Even if randomised n-of-1 trials were used more widely to generate fair comparisons of treatment periods ‘within’ individual patients, they can only be employed in a minority of treatment circumstances, usually chronic health problems. More usually, when there is uncertainty about the relative merits of different treatments, fair comparisons of alternative treatments are made after random allocation has been used to assign patients to one of two or more treatment comparison groups. In these circumstances too, however, ethicists and other research regulators believe that patients are in greater need of protection than those prescribed the same treatments in usual care.

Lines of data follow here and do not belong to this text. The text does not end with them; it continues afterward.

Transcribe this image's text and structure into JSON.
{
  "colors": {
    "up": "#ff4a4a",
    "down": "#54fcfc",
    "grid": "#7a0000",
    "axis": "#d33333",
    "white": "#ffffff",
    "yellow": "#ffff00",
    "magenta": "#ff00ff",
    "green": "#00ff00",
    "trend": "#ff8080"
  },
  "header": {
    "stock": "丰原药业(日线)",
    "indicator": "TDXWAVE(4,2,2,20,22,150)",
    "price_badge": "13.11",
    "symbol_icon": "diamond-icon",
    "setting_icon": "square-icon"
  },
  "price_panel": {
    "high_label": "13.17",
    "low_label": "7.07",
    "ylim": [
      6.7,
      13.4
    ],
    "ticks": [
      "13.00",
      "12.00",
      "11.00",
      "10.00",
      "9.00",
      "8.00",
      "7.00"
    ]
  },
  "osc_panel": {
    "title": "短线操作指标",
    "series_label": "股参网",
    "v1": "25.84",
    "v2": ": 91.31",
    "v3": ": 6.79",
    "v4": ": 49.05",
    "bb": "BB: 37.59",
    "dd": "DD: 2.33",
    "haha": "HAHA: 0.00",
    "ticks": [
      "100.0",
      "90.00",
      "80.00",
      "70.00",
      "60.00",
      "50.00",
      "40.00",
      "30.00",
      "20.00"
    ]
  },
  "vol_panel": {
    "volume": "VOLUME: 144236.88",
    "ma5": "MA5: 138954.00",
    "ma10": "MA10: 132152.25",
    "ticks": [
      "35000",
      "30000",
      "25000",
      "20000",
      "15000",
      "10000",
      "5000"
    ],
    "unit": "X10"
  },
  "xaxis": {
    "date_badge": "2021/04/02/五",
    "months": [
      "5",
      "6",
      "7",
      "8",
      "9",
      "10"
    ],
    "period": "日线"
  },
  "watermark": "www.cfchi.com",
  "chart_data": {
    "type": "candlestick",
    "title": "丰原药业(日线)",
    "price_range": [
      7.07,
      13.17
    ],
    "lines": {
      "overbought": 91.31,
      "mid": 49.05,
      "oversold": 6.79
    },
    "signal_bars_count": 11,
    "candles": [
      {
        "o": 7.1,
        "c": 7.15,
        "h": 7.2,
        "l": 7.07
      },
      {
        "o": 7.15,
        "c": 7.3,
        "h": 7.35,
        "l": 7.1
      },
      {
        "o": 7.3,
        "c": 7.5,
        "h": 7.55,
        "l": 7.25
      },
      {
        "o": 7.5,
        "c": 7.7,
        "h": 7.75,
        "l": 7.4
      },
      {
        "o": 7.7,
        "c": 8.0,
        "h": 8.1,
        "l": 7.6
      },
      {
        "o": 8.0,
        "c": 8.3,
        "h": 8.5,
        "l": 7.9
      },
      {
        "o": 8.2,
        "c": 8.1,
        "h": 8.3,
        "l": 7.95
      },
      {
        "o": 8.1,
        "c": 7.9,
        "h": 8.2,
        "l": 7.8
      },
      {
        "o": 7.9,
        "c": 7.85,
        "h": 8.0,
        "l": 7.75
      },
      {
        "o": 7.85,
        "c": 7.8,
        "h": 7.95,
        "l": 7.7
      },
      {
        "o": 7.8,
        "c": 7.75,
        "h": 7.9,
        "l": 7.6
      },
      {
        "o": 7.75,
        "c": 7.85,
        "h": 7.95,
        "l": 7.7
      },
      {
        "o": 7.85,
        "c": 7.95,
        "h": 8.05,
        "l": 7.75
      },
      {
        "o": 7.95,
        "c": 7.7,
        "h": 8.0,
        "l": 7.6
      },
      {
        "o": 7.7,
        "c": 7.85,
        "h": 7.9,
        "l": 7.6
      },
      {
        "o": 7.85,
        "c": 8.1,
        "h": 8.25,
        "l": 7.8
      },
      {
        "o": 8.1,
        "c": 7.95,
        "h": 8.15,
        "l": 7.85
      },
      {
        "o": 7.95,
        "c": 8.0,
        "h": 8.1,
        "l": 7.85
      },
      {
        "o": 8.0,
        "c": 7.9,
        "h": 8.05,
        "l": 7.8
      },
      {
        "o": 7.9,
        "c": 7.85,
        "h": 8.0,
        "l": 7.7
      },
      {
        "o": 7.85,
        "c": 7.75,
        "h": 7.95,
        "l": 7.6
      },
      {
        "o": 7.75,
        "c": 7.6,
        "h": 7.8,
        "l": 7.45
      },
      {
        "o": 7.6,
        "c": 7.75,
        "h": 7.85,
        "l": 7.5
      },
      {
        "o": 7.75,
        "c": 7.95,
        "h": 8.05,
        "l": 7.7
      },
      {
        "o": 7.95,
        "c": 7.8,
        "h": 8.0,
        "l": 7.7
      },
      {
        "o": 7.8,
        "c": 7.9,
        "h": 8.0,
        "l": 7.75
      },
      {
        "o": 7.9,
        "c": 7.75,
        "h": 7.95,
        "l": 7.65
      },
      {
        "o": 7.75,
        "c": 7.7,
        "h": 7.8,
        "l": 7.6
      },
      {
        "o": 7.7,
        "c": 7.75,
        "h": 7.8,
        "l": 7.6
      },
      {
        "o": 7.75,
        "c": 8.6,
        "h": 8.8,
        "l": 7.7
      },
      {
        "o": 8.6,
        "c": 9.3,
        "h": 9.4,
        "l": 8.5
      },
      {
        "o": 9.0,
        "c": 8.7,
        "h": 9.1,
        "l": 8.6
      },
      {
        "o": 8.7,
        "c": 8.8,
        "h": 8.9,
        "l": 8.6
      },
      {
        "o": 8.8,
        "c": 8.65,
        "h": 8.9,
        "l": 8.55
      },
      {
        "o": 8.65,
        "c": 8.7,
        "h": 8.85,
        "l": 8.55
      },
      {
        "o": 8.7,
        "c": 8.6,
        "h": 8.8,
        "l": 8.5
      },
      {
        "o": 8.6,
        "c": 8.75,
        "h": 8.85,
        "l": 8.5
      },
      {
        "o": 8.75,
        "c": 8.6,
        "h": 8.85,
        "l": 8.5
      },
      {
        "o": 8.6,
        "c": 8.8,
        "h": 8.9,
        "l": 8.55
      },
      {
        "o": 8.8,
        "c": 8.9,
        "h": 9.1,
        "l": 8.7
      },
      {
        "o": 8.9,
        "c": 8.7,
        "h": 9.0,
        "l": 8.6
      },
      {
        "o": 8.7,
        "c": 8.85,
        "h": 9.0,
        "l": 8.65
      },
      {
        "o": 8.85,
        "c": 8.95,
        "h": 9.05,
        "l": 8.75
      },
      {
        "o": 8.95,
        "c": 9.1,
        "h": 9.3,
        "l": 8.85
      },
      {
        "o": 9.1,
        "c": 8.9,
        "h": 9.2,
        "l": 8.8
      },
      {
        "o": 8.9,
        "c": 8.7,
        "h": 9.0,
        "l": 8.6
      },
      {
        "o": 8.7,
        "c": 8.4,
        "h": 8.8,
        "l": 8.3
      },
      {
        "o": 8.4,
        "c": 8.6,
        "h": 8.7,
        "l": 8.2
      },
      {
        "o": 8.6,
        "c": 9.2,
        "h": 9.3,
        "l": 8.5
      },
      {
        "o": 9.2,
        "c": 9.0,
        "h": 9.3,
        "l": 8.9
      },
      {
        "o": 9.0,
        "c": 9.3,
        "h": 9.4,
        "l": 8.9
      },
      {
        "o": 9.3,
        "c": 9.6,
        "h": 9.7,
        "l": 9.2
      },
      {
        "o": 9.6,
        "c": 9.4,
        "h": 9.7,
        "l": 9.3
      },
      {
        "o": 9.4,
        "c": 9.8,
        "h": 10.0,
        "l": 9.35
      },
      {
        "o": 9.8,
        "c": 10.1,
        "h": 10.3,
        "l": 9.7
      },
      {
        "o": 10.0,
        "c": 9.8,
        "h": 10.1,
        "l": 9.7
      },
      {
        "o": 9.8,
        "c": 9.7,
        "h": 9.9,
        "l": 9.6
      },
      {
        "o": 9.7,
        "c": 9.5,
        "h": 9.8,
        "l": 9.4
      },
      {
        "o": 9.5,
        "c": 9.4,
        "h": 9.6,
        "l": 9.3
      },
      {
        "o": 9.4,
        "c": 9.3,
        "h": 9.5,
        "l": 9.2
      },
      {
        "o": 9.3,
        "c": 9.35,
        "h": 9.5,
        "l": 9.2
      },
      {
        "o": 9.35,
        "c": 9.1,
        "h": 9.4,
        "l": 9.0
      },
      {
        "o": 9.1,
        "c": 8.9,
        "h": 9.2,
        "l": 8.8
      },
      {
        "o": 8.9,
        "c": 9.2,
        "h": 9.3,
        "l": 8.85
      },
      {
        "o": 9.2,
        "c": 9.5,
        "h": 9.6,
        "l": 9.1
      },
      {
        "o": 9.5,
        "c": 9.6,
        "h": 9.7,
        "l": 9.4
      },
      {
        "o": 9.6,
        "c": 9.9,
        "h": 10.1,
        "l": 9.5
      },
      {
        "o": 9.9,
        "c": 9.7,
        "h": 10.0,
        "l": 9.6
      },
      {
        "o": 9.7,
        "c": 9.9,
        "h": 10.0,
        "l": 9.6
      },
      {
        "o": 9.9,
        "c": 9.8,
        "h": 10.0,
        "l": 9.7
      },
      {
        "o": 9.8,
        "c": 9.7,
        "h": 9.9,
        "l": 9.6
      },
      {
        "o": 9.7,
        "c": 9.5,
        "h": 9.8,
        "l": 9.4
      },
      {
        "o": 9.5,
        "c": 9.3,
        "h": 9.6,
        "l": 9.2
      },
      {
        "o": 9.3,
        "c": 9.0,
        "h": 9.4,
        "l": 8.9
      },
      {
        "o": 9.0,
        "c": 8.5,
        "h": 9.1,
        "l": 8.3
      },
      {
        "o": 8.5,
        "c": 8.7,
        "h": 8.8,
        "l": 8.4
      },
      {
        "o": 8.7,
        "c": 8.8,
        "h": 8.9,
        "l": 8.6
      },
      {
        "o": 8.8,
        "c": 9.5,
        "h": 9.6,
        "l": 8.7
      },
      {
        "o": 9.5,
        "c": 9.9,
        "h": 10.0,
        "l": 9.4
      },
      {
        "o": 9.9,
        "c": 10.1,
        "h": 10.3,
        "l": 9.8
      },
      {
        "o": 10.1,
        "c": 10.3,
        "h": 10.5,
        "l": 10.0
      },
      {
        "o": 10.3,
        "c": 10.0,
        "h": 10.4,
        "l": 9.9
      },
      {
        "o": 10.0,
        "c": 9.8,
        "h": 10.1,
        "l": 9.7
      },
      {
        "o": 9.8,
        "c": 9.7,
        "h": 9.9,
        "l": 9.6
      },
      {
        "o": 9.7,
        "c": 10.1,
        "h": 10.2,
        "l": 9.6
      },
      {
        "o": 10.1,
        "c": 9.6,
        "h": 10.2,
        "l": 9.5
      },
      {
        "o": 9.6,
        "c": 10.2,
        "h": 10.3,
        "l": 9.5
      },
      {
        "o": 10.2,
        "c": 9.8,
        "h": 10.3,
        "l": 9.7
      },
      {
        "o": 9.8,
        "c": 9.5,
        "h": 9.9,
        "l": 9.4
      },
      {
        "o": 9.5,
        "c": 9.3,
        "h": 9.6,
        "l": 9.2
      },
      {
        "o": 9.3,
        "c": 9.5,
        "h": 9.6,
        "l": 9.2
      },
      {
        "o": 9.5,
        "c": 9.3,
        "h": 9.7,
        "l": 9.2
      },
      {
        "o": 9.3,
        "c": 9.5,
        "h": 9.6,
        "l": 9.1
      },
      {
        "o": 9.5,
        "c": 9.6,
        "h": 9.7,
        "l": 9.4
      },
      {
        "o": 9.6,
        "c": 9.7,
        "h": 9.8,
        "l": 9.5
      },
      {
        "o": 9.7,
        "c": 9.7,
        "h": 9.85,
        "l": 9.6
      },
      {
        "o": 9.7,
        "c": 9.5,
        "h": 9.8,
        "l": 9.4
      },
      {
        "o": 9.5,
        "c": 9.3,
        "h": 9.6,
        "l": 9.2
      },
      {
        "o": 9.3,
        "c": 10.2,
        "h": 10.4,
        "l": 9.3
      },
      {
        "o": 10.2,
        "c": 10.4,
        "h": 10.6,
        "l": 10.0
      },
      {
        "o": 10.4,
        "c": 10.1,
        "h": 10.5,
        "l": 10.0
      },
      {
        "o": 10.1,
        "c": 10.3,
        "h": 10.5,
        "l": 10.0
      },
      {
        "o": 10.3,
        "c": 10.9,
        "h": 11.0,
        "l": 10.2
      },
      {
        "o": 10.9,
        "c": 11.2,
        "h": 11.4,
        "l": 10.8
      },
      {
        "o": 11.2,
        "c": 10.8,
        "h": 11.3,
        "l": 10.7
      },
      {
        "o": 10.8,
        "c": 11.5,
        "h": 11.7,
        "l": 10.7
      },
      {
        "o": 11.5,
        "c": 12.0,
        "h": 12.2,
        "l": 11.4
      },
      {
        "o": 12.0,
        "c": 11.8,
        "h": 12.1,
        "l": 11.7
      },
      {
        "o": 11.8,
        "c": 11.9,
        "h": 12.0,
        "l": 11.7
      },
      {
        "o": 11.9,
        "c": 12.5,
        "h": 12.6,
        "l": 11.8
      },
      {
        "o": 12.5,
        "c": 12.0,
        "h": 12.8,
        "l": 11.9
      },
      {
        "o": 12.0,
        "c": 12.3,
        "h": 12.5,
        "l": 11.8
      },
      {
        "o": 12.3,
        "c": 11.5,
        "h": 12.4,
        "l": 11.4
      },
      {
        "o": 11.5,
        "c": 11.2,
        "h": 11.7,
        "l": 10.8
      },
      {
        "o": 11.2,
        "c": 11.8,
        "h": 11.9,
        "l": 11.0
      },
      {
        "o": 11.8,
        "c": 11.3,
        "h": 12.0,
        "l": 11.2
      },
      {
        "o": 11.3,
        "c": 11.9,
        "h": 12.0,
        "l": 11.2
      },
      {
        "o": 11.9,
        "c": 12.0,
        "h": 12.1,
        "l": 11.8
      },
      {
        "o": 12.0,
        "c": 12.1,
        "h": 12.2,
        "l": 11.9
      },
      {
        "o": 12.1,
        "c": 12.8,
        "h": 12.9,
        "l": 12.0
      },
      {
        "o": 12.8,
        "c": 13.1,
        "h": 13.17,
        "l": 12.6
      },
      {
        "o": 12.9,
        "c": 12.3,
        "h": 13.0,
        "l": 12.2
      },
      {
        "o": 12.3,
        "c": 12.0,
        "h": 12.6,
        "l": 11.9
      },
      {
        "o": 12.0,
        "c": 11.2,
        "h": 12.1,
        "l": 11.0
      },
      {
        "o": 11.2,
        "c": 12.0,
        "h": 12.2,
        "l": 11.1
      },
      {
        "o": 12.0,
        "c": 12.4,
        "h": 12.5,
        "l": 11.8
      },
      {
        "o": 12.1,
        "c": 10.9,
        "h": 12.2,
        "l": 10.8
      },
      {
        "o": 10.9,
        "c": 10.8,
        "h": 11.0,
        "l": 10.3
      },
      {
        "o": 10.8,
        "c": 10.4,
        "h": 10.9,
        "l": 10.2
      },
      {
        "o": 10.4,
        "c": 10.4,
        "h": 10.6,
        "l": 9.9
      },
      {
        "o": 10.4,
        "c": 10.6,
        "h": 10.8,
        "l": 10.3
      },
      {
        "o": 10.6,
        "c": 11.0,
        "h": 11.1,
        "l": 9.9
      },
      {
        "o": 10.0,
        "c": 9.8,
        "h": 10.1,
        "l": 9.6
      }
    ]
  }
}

As any behavioural scientist knows, creating obstacles decreases uptake. The impact of obstacles was illustrated by a demonstration project involving the use of routinely collected electronic health records to run pragmatic controlled trials comparing widely used elements of healthcare – antibiotics for acute exacerbations of chronic obstructive lung disease and statins to reduce cardiovascular risk.²⁹ The research governance approval process for studying these widely used interventions took over three years. Of 459 English and Scottish general practices contributing electronic health records to a research database, 270 expressed interest in participating, but only 17 (6%) went on to participate in the trials. Governance and consent procedures substantially compromised the intended simplicity and successful conclusion of the trials. For example, Good Clinical Practice guidelines (designed to govern the prescription of novel drugs) required participating clinicians to be formally ‘trained’ in prescribing treatments they had been prescribing for decades! The report of the demonstration project concluded that:

Electronic health record point-of-care trials are feasible, although the recruitment of clinicians is a major challenge owing to the complexity of trial approvals. These trials will provide substantial evidence on clinical effectiveness only if trial interventions and participating clinicians and patients are typical of usual clinical care and trials are simple to initiate and conduct. [Our] recommendations for research include the development of evidence and implementation of risk proportionality in trial governance and conduct.²⁹

Improving the relevance and efficiency of research ethics review

Research ethics committees have sometimes helped to protect the interests of patients and the public, but they have often failed to do so. We drew attention to some of these failings in 1995 (Savulescu et al.³⁰ and Box 1a) and warned patients and the public about them in 2009³¹ and 2011 (Evans et al.³² and Box 1b). We noted in 2014 that RECs had failed to ensure that proposals for treatment research had taken account of systematic reviews of what was already known (Chalmers et al.³³; Box 1a: item 1; Box 1b: item 2). We also observed that RECs had not used their powers to reduce biased under-reporting of the research that they had approved³⁴ (Box 1a: items 3–5; Box 1b: items 1 and 3).

Box 1.

Summary of recommendations.

(a) Research ethics committees should: (1) Require systematic reviews of existing research before approving research (2) Require that a summary of relevant systematic reviews be made available to potential participants (3) Require registration of clinical trials at inception as a condition of approval (4) Require a commitment by investigators to make the results publicly accessible as condition of approval (5) Audit the reporting of results of research previously approved by them.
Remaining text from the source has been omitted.